When I was a little kid, there was a small period of time where an older kid, a teen named Vito wanted to hang out with me. I remember not knowing why such an older and cool kid wanted to hang out with me, but I loved it. Made me feel so much older and important. We of course did some dangerous stuff that I shouldn’t have been doing (mostly playing with fire and messing around with trashed wood and nails and such). The friendship didn’t last long. I know my parents weren’t happy about it existing in the first place and likely were relieved when the older kid stopped hanging out with me. I know because I’ve been hesitant to allow my daughter to hang out with another girl who is four years older. Those four years are a bridge over a canyon when they span puberty.

So enter the mysterious older boy Arnold into the novel.

I read a bunch of true-crime accounts of men coercing others into violent acts. Just awful stuff. But these two fictional tales, and one movie based on a true story, were the biggest influences on Arnold.

Joyce Carol Oates’s famous short story “Where Are You Going? Where Have You Been?” (also adapted into a film called Smooth Talk) was a formative, life-changing short story for me. (read this essay, if you wish!)  I named my mysterious, may-or-may-not-be-the-devil stranger after hers. And yeah, his Snapchat handle was Arnoldfrnd (so clever, right?). I was pleased that Terrance Rafferty and the NYT picked up on that!

Cormac McCarthy’s brilliant and disturbing Child of God was another book that helped to inspire bits of Arnold and his character. Particularly Lester Ballard’s proclivity to crawl around caves in the woods.

Based on a horrific true story, The Snowtown Murders (another Australian film) is one of the most disturbing movies I’ve ever seen. A movie that I will only see once.

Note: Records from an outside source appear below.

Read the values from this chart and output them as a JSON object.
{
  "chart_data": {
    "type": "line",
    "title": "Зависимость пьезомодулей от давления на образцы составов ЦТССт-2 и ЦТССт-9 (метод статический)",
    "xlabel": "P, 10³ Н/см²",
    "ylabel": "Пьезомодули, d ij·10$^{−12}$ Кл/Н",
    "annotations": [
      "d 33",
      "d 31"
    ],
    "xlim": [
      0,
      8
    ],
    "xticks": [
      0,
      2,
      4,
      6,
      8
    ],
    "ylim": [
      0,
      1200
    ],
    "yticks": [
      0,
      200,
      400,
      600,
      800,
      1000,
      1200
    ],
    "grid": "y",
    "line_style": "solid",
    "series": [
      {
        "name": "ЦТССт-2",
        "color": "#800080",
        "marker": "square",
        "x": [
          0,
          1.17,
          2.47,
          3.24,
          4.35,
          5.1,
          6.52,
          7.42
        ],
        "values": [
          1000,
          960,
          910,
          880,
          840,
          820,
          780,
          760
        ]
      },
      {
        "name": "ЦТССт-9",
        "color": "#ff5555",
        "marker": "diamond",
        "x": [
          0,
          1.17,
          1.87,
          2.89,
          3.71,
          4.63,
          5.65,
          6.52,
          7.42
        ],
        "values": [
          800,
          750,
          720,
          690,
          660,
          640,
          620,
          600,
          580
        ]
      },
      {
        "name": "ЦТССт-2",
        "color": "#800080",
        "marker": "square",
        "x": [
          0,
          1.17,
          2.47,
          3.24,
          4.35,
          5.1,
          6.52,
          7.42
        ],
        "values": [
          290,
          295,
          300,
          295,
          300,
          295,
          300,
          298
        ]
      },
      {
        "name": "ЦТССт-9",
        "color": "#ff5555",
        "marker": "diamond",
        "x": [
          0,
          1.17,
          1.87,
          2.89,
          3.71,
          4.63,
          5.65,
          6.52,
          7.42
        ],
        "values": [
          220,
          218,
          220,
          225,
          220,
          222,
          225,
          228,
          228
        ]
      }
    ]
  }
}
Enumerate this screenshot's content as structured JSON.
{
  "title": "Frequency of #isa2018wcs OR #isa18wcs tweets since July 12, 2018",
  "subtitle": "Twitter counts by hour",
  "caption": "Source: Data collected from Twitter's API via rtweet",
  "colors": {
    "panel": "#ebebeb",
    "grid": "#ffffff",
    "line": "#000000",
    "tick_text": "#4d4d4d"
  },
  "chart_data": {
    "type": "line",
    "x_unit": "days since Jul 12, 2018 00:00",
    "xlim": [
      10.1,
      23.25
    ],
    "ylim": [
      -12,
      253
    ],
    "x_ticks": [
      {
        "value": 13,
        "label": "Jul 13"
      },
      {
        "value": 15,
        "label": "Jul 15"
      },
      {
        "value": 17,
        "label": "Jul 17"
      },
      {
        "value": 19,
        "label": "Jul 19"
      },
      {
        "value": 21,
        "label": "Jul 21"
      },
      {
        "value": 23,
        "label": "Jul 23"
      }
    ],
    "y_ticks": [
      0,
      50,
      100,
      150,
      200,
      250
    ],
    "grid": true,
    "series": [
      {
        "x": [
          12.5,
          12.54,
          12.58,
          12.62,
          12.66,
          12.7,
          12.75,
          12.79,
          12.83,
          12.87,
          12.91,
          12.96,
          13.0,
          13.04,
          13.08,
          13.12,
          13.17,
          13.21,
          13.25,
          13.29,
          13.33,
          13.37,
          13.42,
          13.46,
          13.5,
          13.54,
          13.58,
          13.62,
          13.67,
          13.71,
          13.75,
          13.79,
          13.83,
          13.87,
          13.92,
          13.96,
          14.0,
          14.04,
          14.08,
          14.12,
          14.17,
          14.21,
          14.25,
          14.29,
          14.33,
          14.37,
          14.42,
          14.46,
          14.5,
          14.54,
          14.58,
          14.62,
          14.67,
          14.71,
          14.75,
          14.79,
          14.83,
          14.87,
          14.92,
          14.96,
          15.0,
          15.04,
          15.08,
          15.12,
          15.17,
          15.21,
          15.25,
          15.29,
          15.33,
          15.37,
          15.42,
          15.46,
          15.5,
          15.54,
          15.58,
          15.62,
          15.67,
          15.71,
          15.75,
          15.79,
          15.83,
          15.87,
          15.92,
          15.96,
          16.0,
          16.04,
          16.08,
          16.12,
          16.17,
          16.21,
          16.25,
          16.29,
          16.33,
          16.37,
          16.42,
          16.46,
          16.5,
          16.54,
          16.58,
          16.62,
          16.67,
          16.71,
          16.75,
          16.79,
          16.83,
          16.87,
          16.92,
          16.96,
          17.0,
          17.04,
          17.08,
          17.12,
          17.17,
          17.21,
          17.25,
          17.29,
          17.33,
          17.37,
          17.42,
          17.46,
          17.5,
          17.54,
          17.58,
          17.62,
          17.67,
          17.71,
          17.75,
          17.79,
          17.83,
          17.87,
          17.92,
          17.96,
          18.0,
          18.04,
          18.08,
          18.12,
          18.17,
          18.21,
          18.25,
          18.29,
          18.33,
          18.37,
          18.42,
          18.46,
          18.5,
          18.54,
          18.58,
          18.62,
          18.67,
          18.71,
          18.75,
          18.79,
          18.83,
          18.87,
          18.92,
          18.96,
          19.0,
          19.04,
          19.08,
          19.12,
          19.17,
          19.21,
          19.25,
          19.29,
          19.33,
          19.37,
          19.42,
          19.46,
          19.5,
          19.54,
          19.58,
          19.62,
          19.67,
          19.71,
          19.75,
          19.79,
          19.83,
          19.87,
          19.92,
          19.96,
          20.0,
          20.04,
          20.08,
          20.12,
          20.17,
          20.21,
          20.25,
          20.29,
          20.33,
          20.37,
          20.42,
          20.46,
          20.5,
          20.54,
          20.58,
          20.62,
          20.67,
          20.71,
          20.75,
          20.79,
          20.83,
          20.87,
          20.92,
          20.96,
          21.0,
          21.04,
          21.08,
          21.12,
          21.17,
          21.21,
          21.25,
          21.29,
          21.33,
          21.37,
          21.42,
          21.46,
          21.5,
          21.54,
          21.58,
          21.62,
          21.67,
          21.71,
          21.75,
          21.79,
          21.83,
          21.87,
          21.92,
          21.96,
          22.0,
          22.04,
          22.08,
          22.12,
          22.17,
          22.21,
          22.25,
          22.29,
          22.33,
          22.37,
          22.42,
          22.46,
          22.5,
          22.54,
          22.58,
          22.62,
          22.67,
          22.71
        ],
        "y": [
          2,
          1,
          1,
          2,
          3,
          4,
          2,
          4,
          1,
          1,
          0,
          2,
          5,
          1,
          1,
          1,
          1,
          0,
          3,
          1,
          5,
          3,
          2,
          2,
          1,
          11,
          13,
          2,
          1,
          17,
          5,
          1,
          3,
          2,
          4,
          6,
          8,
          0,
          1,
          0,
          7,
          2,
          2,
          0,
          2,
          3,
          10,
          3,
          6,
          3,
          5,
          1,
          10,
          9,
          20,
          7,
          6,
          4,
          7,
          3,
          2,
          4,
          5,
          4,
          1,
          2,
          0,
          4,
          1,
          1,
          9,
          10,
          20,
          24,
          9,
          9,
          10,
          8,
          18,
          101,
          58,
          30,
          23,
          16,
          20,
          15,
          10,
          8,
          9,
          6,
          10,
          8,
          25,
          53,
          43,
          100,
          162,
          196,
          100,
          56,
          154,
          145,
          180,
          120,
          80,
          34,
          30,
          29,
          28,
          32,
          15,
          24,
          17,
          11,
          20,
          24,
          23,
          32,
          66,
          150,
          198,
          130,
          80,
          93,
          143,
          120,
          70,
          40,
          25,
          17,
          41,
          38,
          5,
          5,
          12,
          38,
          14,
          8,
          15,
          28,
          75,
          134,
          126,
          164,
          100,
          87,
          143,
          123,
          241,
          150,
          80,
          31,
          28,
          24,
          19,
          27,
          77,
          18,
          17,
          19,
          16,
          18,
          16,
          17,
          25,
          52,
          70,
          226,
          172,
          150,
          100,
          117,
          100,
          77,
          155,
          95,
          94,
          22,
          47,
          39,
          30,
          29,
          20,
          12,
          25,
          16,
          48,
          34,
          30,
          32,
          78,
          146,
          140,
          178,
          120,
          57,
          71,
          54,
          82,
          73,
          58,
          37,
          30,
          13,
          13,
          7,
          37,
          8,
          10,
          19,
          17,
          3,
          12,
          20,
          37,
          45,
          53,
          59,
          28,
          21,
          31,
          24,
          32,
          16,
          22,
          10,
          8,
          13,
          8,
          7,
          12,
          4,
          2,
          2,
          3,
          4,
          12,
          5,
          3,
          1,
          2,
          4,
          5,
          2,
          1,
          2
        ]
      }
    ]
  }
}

In it, a strange, charismatic man befriends his girlfriend’s totally messed teenage son and convinces/bullies/coerces the kid into unspeakable acts.

 

DOPPELGANGER/SHADOWMAN

What did Tommy see in the woods and/or Elizabeth in her bedroom? Hell, if I know for sure…

There are a whole slew of apocryphal doppelganger stories floating around out there, and I mentioned a few in the novel. My favorite fictional use of the doppelganger is in the film Lake Mungo. Such a quiet, clever, melancholy movie about a family dealing with the drowning death of their teenage daughter, and there’s a genuinely moving and frightening doppelganger reveal toward the end. The movie shares so much in tone and feel with the O’Nan novel as well. It’s the slow build and aching realism that makes Mungo so effective.

 

The story of Devil’s Rock in the novel is presented as a long-ago folktale, one typical of puritan New England. I wanted to juxtapose that with our own modern, version. Tommy’s drawing of the shadowy-maybe-doppelganger goes viral with sightings (real or imagined) of a shadowman peeking in windows and bedrooms all over town and then the drawing and name trends as a hashtag on Twitter and is then being argued over on social media sites and news shows by vapid talking heads.

Slenderman is our 21st century version of those devil-in-the-woods folktales, complete with hysteria and controversy surrounding the tale/figure (and of course, a near tragedy perpetrated in his name). I wanted Tommy’s shadowman to fill that Slenderman role and be juxtaposed with the Devil’s Rock story. Or maybe it verifies the Devil’s Rock story?